The initial payment to SoftBank is a small premium over the US$31.4 billion the Japanese company paid to acquire Arm in 2016, previously the semiconductor industry’s biggest deal. SoftBank is expected to own less than 10 per cent of Nvidia following the transaction, according to the statement.
Regulatory approval may take as long as 18 months before the transaction is completed and the deal needs sign-offs from U.K., China, the European Union and the U.S., the companies said.In a move to placate Arm’s powerful customers and defuse regulatory concerns, Nvidia said the U.K. company will “continue to operate its open-licensing model while maintaining the global customer neutrality that has been foundational to its success.”
Nvidia Chief Executive Officer Jensen Huang said he loves Arm’s business model and wants to expand its broad client list.

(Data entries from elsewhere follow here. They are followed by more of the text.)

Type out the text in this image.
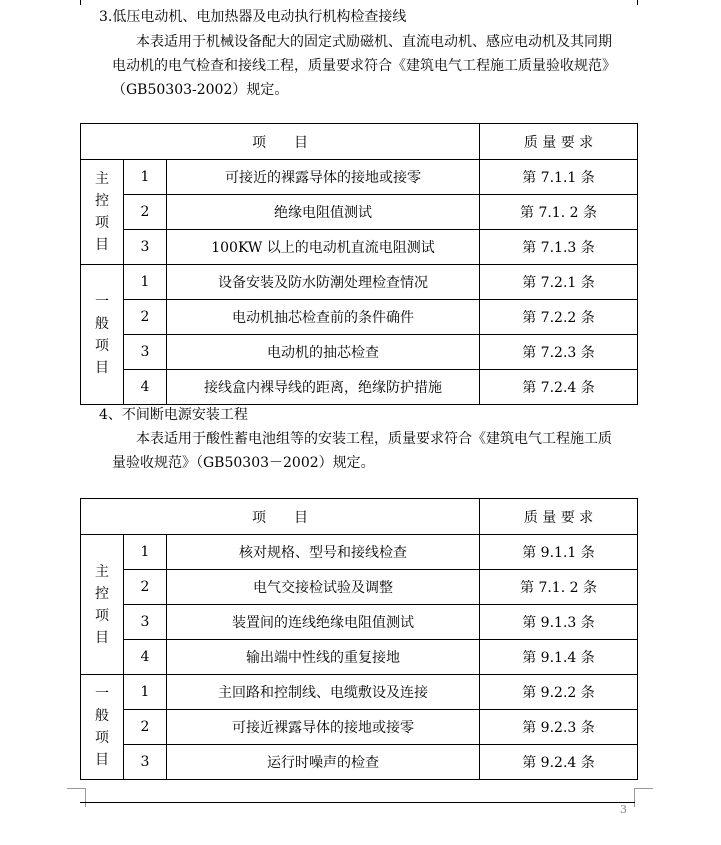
3.低压电动机、电加热器及电动执行机构检查接线
本表适用于机械设备配大的固定式励磁机、直流电动机、感应电动机及其同期
电动机的电气检查和接线工程，质量要求符合《建筑电气工程施工质量验收规范》
（GB50303-2002）规定。
项　　目			质 量 要 求

主
控
项
目	1	可接近的裸露导体的接地或接零	第 7.1.1 条
	2	绝缘电阻值测试	第 7.1. 2 条
	3	100KW 以上的电动机直流电阻测试	第 7.1.3 条

一
般
项
目	1	设备安装及防水防潮处理检查情况	第 7.2.1 条
	2	电动机抽芯检查前的条件确件	第 7.2.2 条
	3	电动机的抽芯检查	第 7.2.3 条
	4	接线盒内裸导线的距离，绝缘防护措施	第 7.2.4 条
4、不间断电源安装工程
本表适用于酸性蓄电池组等的安装工程，质量要求符合《建筑电气工程施工质
量验收规范》（GB50303－2002）规定。
项　　目			质 量 要 求

主
控
项
目	1	核对规格、型号和接线检查	第 9.1.1 条
	2	电气交接检试验及调整	第 7.1. 2 条
	3	装置间的连线绝缘电阻值测试	第 9.1.3 条
	4	输出端中性线的重复接地	第 9.1.4 条

一
般
项
目	1	主回路和控制线、电缆敷设及连接	第 9.2.2 条
	2	可接近裸露导体的接地或接零	第 9.2.3 条
	3	运行时噪声的检查	第 9.2.4 条
3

In fact, Nvidia will add its technology to the offerings licensed by Arm.
More specifically, Huang noted that “It’s a company with reach that’s just unlike any company in the history of technology. We’re uniting Nvidia’s leading AI computing with Arm’s vast ecosystem.”
One customer that will be directly challenged is Intel. Huang said a priority will be investing in Arm’s efforts to design chips for data center computing. Huang said he wants to speed up the adoption of Arm-based central processors, or CPUs. That’s a lucrative market dominated by Intel, which has about 90 per cent share.”
Yesterday our report stated that “ARM had begun to enter the data center market, largely through Amazon’s enormous cloud division, but also through an array of start-ups. This is likely what drew Nvidia into this race for ARM.” Huang’s emphasis on this very point today confirms that our observation was spot on.
Finally, Bloomberg reported that “Nvidia announced it will keep Arm’s headquarters in the U.K. and will invest in a new facility there to push forward research in artificial intelligence, educate customers and provide a place for experimentation in robotics and automation.”